The hurricane has been the most powerful to hit the US state in half a century, causing massive floods, killing at least two and leaving 300,000 customers without electricity.
And rain is set to continue through at least to Wednesday meaning the disruption looks sure to continue.
Brent crude and the US benchmark West Texas Intermediate (WTI) have been affected by events in Texas and the US Gulf Coast. Around 13% of the refining capacity for the US has been halted in the light of the horrendous weather.
This has caused prices of both benchmarks to fluctuate higher and lower. Brent crude is now at $52.35 a barrel - up 0.42%, while WTI is at $46.63 - up a tad- 0.13%.
Refinery closures has shifted gasoline futures higher however, as it makes the product harder to come by and thus priced higher.

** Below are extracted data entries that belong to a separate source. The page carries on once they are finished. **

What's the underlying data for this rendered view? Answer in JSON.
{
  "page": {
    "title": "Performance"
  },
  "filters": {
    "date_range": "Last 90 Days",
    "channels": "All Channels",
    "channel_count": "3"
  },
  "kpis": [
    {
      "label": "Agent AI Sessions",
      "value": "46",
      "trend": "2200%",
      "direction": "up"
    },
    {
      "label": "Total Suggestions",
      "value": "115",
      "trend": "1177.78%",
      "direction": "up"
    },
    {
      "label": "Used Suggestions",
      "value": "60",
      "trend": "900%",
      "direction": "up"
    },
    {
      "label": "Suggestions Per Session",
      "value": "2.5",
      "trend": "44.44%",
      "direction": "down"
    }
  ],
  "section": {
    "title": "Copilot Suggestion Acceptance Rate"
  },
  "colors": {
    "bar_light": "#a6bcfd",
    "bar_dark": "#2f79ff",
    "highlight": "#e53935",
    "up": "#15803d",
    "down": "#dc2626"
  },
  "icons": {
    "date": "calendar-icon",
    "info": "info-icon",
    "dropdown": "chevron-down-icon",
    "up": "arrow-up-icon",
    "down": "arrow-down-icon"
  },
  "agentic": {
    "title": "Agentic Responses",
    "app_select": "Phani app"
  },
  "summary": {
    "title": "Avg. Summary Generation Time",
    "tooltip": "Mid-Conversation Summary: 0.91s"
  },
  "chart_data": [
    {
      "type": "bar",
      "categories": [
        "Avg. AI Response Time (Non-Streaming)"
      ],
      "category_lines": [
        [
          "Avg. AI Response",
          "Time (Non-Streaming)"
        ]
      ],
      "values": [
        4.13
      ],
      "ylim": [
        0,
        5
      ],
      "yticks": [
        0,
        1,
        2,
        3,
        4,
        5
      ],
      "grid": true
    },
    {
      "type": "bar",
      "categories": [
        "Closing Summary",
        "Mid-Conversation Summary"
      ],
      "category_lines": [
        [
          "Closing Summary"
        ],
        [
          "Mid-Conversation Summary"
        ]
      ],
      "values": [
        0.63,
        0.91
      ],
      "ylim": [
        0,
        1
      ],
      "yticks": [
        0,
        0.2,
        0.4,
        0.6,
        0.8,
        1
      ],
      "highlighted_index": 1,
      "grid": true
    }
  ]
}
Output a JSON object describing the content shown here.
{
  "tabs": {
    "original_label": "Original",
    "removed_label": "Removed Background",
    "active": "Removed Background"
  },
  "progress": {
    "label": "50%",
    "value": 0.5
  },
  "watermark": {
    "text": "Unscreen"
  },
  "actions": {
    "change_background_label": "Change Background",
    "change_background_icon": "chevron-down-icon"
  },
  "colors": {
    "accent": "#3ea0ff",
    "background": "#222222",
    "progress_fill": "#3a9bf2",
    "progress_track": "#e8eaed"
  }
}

LS Gasoil for September delivery is up 0.206 at $485.25, yet futures for crude oil have fallen.
Brent for October delivery is down 0.077% and WTI futures for the same month are down 0.151% at $46.50 a barrel.
The global oil market is heavily dependent on the US Gulf Coast.
Analysts suggest that the latest disruption will eventually shift through to a rise in crude prices having been hovering round the $50 mark for some time.
Especially in the light of the International Energy Agency (IEA) this month saying that global demand will outpace previous estimates for 2017.
Barclays highlighted the spread between the discount between US WTI against Brent crude in the wake of Harvey, which has seen it spread to over $5 a barrel - the widest in more than two years.
"Harvey has widened the Brent-WTI spread to almost $6, but North Sea maintenance, new disruptions, and higher US output were already driving the spread wider," scribes at the bank reportedly said.